Avenir du travail : Le Cameroun repense sa stratégie

C’est tout le sens de l’atelier national d’appropriation et de conception de la stratégie nationale sur l’avenir du travail au Cameroun, organisé à Yaoundé, du 22 au 23 octobre 2019.

Une vue de la table des officiels.

Les prochaines décennies, marquées par une mutation accrue vers l’économie numérique, vont bouleverser la structure de l’emploi au Cameroun. Alors que le chômage est au plus haut, comment le pays peut-il espérer se préparer au mieux pour l’avenir? Voilà en résumé le sens de l’atelier national d’appropriation et de conception de la stratégie nationale sur l’avenir du travail au Cameroun. Pendant deux jours à Yaoundé, pouvoirs publics, experts de l’Organisation internationale du travail (OIT), syndicaliste, employés et employeurs sont venus débattre non seulement de l’urgence de la situation, mais également du ton et des outils à adopter pour l’affronter.
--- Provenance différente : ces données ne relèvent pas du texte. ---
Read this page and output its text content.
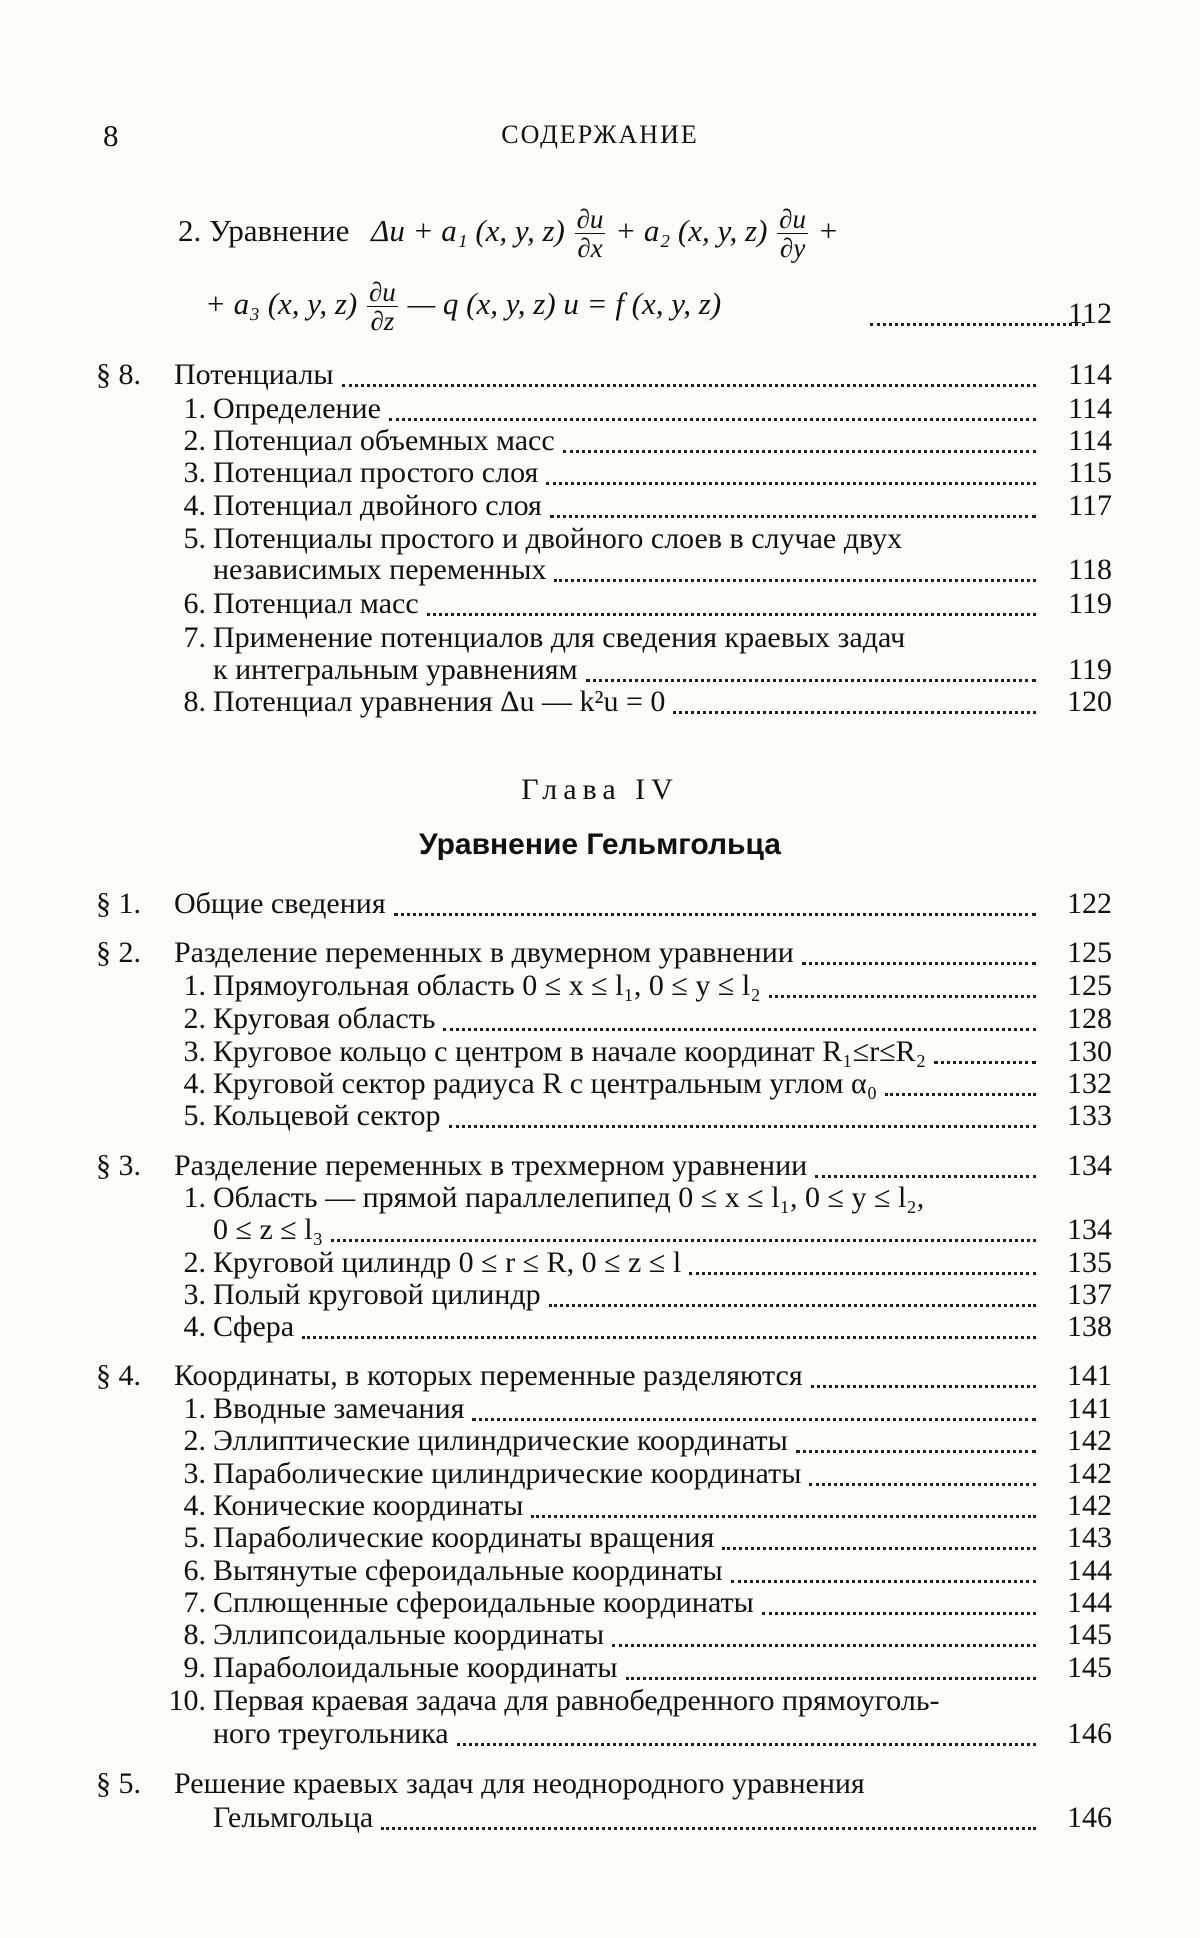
8	СОДЕРЖАНИЕ
2. Уравнение Δu + a₁ (x, y, $z) \frac{\partial u}{\partial x} + a_2$ (x, y, $z) \frac{\partial u}{\partial y}$ +
+ a₃ (x, y, $z) \frac{\partial u}{\partial z}$ — q (x, y, z) u = f (x, y, z)	112
§ 8.	Потенциалы	114
1. Определение	114
2. Потенциал объемных масс	114
3. Потенциал простого слоя	115
4. Потенциал двойного слоя	117
5. Потенциалы простого и двойного слоев в случае двух
независимых переменных	118
6. Потенциал масс	119
7. Применение потенциалов для сведения краевых задач
к интегральным уравнениям	119
8. Потенциал уравнения Δu — k²u = 0	120
Глава IV
Уравнение Гельмгольца
§ 1.	Общие сведения	122
§ 2.	Разделение переменных в двумерном уравнении	125
1. Прямоугольная область 0 ≤ x ≤ l₁, 0 ≤ y ≤ l₂	125
2. Круговая область	128
3. Круговое кольцо с центром в начале координат R₁≤r≤R₂	130
4. Круговой сектор радиуса R с центральным углом α₀	132
5. Кольцевой сектор	133
§ 3.	Разделение переменных в трехмерном уравнении	134
1. Область — прямой параллелепипед 0 ≤ x ≤ l₁, 0 ≤ y ≤ l₂,
0 ≤ z ≤ l₃	134
2. Круговой цилиндр 0 ≤ r ≤ R, 0 ≤ z ≤ l	135
3. Полый круговой цилиндр	137
4. Сфера	138
§ 4.	Координаты, в которых переменные разделяются	141
1. Вводные замечания	141
2. Эллиптические цилиндрические координаты	142
3. Параболические цилиндрические координаты	142
4. Конические координаты	142
5. Параболические координаты вращения	143
6. Вытянутые сфероидальные координаты	144
7. Сплющенные сфероидальные координаты	144
8. Эллипсоидальные координаты	145
9. Параболоидальные координаты	145
10. Первая краевая задача для равнобедренного прямоуголь-
ного треугольника	146
§ 5.	Решение краевых задач для неоднородного уравнения
Гельмгольца	146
Pour Grégoire Owona, il est surtout question de penser le travail autrement, «trouver un supplément d’âme qui redonne envie de se lever le matin». De l’avis du ministre du Travail et de la Sécurité sociale (MINTSS), il convient notamment de repenser le travail et, en conséquence, le temps de travail, les critères de performance et les modes de rémunération.

Tenant l’exemple des employés domestiques et celui des personnels des entreprises de presse locales, l’orateur estime qu’il serait utile d’ouvrir le débat sur les employeurs plus enclins à empêcher les évolutions nécessaires pour s’adapter aux réalités du temps.

Autres pistes
Du côté des organisations des travailleurs du Cameroun, le Code du travail en vigueur dans le pays est devenu tellement étouffant qu’il est aujourd’hui nécessaire de s’en affranchir pour réfléchir autrement, sans barrière, avec audace et créativité. «Appliquons au Code du travail la recette qui fait si souvent le succès des entreprises florissantes; innovons avec un nouveau contrat orienté non plus sur la défense des uns contre les autres, mais sur la personne au travail et la croissance de l’entreprise», a martelé Antoinette Ekwa, une syndicaliste.

Pour sa part, François Murangira (directeur de l’équipe d’appui technique au travail décent de l’OIT pour l’Afrique centrale et du Bureau de pays de l’OIT pour le Cameroun, Sao Tomé et Principe et la Guinée Équatoriale) insiste sur 3 points: l’augmentation des investissements dans les capacités des personnels; l’augmentation des investissements dans les institutions du marché du travail et l’augmentation des investissements dans l’emploi décent.